Blockchain technology is solving the issue of improving trust between Norwegian seafood suppliers and consumers.
Customers are also demanding more documentation about the food they eat, and suppliers want to be able to guarantee where food comes from to ensure its quality and provenance.
Blockchain technology can provide the guarantee that every item across the supply chain can be traced right back to its source.
IBM has announced that it is collaborating with the Norwegian Seafood Association, Sjømatbedriftene, to provide blockchain technology to share supply chain data throughout Norway’s seafood industry.
Norwegian seafood is known for its quality and Norway exported more than 2.7 million tons of seafood during 2019, the equivalent of 25,000 meals per minute.
Being able to use blockchain technology to provide fully traceable products is key to ensuring their provenance from sea to table.
Sea farmed salmon company, Kvarøy Arctic, is one of the first companies who will soon begin delivering products to leading retailers in the United States and Canada using the tracking and provenance technology.
Another is fish feed company, BioMar, which means that Nordic seafood companies can gain insight into the origin and quality of seafood as well as the quality of feed the fish consume.
Being able to monitor where the fish comes from, its growing, and storage conditions will enable the supply chain to reduce food waste and improve sustainability — important to seafood consumers, and the food industry.
Alf-Gøran Knutsen, CEO of Kvarøy Arctic, said “Blockchain lets us share the fish’s journey from the ocean to the store. This is now more timely than ever, as consumers want more information about where the food they eat comes from.”
For commercial success, the private blockchain network records data about catch location and time, supply chain events like shipping updates and customs clearance, and temperature, which can be shared with permissioned parties across the network.
The cloud-based IBM Blockchain Platform blockchain-based network will allow customers in-store to know which fjord the fish came from, when it was fished, the feed it has eaten and whether the facility uses sustainable methods.
Customs agencies will be able to access data about the volume and location of shipments to expedite customs clearance.
By sharing all this information across the supply chain, seafood producers will also be able to charge a premium, increasing pay for the people who catch your fish.
According to a recent IBM study, 71% of consumers indicate that traceability is important to them and that they are willing to pay a premium for brands that provide it.

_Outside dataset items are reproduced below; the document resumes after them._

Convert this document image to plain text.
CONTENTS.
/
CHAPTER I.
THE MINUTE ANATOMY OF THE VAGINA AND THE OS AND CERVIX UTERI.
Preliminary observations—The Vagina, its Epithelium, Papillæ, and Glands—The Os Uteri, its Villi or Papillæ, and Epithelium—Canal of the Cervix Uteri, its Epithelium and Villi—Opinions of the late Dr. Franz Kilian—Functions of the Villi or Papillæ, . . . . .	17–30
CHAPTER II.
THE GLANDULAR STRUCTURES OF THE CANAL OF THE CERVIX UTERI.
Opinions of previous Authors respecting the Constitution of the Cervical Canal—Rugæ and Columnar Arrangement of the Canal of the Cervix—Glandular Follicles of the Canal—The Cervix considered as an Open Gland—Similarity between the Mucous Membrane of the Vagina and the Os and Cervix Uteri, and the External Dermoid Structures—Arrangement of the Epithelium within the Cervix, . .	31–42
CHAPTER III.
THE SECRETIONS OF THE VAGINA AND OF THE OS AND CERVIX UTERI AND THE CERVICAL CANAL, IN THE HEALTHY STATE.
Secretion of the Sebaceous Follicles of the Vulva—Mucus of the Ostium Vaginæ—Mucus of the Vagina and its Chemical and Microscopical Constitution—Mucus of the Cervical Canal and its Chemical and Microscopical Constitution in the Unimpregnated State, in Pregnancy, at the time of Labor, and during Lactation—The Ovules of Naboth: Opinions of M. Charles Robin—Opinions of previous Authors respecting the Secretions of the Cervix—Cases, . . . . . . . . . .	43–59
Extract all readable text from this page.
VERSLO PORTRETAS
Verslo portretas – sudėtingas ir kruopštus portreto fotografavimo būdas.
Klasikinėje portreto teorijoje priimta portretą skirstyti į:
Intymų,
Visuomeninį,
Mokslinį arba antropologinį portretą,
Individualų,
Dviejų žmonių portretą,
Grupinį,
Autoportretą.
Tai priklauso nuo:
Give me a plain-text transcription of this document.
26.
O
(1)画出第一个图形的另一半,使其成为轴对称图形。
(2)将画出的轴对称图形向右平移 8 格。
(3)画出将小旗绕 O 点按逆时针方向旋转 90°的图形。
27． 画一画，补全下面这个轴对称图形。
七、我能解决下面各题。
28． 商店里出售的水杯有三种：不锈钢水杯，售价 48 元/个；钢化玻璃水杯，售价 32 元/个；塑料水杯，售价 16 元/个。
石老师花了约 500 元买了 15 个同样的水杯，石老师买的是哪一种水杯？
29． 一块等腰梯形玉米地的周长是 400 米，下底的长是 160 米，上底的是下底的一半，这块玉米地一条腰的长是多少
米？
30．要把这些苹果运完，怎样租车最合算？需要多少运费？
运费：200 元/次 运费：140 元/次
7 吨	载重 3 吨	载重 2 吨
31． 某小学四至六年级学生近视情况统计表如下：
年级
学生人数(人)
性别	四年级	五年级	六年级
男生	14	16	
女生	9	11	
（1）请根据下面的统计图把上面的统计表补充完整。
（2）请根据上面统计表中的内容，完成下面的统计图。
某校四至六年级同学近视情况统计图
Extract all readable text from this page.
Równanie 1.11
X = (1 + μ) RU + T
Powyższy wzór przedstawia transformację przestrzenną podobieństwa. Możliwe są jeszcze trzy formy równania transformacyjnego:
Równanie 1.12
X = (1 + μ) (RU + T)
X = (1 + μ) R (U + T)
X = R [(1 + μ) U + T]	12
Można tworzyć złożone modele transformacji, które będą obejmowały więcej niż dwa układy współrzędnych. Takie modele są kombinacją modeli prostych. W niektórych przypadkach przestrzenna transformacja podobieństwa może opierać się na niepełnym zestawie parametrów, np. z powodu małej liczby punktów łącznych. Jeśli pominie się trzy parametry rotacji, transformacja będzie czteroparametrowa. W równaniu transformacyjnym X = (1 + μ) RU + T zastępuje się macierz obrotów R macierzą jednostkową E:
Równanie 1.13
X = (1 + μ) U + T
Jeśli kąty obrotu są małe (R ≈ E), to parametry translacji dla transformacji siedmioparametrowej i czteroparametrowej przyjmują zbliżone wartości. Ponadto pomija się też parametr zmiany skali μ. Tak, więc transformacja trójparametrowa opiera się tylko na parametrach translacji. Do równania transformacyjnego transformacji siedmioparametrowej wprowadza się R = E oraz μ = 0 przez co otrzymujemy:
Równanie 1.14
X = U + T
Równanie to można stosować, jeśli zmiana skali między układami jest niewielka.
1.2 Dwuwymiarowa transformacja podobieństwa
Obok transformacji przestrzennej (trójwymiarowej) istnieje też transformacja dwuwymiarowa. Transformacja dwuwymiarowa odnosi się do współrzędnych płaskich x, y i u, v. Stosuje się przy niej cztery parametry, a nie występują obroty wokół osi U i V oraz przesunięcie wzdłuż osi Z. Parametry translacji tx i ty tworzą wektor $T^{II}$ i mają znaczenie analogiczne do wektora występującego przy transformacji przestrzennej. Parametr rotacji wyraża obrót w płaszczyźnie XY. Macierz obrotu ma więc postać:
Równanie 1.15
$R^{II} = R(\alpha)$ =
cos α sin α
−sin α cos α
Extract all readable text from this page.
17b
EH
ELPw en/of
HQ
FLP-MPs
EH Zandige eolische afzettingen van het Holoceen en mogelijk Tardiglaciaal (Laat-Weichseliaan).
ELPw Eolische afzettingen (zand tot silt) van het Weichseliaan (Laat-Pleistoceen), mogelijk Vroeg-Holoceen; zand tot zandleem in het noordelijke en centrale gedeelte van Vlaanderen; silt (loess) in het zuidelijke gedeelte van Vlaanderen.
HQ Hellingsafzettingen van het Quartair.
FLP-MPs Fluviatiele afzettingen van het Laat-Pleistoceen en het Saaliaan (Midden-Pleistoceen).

The IBM Blockchain Transparent Supply technology enables organizations and consortia to build their own sustainable, transparent blockchain-based ecosystem for their own supply chain operations.
It is important to be able to trace where the fish came from, how it was grown, or how it was stored. Without transparency, the potential for fraud and food waste increases significantly.
With blockchain’s immutable ledger and transparency, tracing products directly back to the source will become simple.
And with an enterprise private blockchain, more businesses will turn to blockchain-based ledgers to ensure accountability and traceability of every transaction on the ledger.